Financial Times FT.com

Finmeccanica signals cautious outlook

By Guy Dinmore in Rome

Published: March 12 2009 02:17 | Last updated: March 12 2009 02:17

Finmeccanica, Italy’s defence-dominated conglomerate one third owned by the Italian government, reported on Wednesday strong profit growth in 2008 but its cautious projections for 2009 disappointed investors.

“The deteriorating economic and financial outlook lowers visibility and increases uncertainty,” Alessandro Pansa, chief financial officer, told analysts in London as the company forecast revenues of €17.1bn to €17.6bn ($21.8bn-$22.5bn) for 2009 and €17.4bn to €18.6bn for 2010.

However Finmeccanica stressed that its backlog of orders covered 85 per cent of revenues for this year, 60 per cent in 2010 and 42 per cent in 2011.

Dividends would rise in line with profits, it said, giving a 11 per cent higher payout for 2008.

Debt payments were “totally manageable” and no refinancing was needed in 2009, Mr Pansa said. Debt at end-2008 stood at €3.38bn ($4.33bn), up from €1.15bn at the end of 2007, largely because of its acquisition last year of DRS Technologies, the US defence electronics group.

Pier Francesco Guarguaglini, chief executive, and Mr Pansa said defence budgets of their three main customers – Italy, the UK and the US – were “substantially stable” in spite of the global crisis. Military related orders account for 51 per cent of Finmeccanica’s backlog.

The controversial US presidential helicopter contract – which Barack Obama has cited as an example of the procurement process “gone amok” – would probably be maintained but frozen at current levels without the add-ons requested by the US Navy, Mr Guarguaglini predicted. The contract was awarded by the then Bush administration to Lockheed Martin and Finmeccanica in 2005.

Governments’ expenditure outside the defence budget on domestic security were expected to increase, Mr Guarguaglini said, mentioning US Homeland Security, border control systems in the Middle East and security for Russia’s 2014 winter Olympics in Sochi.

He also stressed the diversification of markets and the growing importance of Russia, Turkey and the United Arab Emirates.

In the current environment, Finmeccanica would focus on efficiency, profitability, cash generation and streamlining, Mr Guarguaglini said. Net debt reduction was the main goal, he added.

Finmeccanica continued to backtrack on its intended flotation of Ansaldo, its energy unit.

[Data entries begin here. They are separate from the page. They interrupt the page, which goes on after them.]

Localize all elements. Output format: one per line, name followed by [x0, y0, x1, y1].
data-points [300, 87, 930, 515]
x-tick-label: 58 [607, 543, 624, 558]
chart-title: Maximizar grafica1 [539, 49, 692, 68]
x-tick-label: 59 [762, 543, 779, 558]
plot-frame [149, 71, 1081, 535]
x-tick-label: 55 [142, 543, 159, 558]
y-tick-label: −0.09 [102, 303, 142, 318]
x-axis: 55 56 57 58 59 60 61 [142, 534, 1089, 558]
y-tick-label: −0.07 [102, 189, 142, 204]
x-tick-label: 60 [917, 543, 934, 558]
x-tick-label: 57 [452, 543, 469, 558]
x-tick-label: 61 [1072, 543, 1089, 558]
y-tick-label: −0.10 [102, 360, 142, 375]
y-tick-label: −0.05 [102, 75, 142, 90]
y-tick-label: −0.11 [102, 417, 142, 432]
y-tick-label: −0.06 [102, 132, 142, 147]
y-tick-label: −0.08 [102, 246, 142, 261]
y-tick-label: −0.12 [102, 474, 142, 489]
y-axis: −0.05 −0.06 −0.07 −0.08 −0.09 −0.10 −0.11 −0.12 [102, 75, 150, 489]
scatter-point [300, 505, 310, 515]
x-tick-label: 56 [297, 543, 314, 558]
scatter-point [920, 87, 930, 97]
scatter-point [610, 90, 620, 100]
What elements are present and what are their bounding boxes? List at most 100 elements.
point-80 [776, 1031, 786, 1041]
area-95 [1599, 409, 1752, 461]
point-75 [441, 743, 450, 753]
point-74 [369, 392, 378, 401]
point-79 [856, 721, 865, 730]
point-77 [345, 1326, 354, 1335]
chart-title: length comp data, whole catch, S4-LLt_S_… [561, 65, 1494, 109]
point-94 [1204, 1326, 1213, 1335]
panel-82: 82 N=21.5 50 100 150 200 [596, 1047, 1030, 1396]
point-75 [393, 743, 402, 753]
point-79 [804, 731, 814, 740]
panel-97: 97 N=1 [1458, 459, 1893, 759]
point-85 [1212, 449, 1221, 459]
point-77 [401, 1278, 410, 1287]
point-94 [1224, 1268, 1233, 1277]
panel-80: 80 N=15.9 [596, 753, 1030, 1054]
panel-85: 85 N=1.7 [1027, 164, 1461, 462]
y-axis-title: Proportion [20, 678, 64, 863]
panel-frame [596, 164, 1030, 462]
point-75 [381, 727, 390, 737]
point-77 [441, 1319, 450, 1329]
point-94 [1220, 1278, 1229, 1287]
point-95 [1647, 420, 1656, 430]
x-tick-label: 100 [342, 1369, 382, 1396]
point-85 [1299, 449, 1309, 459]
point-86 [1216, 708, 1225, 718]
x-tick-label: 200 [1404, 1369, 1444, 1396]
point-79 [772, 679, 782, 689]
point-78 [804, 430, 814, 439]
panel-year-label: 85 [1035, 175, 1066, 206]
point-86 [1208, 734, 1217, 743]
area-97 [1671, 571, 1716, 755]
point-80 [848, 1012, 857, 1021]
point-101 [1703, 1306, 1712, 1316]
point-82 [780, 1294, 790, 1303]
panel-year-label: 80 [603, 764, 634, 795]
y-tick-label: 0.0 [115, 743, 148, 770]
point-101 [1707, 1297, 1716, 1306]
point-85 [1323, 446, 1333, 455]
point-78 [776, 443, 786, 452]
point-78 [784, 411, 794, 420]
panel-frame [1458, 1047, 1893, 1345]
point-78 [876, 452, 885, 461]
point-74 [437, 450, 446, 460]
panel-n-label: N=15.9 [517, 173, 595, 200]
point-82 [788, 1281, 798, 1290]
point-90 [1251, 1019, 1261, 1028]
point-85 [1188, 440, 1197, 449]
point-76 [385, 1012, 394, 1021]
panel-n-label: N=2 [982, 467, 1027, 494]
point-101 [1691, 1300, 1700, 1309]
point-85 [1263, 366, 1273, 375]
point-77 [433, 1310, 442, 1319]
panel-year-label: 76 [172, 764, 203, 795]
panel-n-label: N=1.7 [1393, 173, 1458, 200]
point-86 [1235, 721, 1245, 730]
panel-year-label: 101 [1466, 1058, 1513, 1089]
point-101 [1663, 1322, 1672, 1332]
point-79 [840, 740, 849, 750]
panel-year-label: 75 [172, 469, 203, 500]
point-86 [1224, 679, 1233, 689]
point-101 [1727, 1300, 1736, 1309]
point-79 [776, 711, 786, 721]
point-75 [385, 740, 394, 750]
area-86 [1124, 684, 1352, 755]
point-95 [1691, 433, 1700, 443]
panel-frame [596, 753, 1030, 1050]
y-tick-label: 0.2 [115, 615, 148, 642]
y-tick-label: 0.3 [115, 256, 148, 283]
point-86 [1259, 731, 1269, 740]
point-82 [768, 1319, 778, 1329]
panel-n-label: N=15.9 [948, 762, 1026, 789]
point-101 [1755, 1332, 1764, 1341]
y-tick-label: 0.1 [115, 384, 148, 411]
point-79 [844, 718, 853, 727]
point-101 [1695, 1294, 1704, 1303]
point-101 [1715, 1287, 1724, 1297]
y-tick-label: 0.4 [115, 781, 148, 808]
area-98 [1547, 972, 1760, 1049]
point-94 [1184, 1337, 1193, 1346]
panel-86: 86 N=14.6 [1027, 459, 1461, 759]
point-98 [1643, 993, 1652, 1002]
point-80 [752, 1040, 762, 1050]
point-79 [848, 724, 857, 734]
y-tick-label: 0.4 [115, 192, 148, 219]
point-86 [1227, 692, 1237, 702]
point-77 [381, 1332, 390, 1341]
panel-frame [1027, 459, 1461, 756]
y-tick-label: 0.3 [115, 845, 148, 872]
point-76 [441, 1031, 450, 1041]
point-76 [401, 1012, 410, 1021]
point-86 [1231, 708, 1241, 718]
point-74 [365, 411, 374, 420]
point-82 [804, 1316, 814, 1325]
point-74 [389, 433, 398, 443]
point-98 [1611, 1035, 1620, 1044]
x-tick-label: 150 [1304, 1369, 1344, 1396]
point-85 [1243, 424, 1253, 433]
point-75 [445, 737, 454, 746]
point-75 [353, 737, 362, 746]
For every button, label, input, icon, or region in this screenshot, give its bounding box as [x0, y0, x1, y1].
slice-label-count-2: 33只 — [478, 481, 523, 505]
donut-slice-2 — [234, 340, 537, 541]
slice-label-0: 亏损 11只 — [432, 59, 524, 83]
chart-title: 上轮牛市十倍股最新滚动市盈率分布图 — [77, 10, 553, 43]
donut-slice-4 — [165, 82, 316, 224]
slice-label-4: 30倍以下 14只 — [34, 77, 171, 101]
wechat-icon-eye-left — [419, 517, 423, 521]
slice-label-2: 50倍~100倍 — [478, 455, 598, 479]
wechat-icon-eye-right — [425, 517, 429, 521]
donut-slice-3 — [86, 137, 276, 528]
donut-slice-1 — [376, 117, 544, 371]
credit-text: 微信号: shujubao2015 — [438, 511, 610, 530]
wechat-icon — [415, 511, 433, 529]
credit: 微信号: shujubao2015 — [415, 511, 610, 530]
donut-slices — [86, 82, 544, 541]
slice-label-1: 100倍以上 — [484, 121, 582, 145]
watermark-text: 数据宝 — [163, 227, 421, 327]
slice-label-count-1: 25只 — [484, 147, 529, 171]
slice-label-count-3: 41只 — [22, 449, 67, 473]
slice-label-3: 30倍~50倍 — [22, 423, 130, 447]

Mr Pansa said Ansaldo Energia would not be floated “at any cost” and spoke of the possibility of a sale of a “significant stake” to a single shareholder by the end of this year. Total disposals this year were expected to amount to €500m to €1bn, he said, but gave no details.

Ansaldo Energia was also expected to benefit from the decision of Italy’s centre-right government to relaunch the civilian nuclear generation industry after a 22-year moratorium.

Finmeccanica’s net profit rose almost 19 per cent to €571m in 2008.

Citigroup maintained Finmeccanica as a “buy”, saying its guidance for 2009 revenues appeared conservative. A Cassa Lombarda analyst thought the guidance ambitious.

Shares in the group closed down 4.5 per cent at €9.37. Over the past year they have fallen by nearly a half.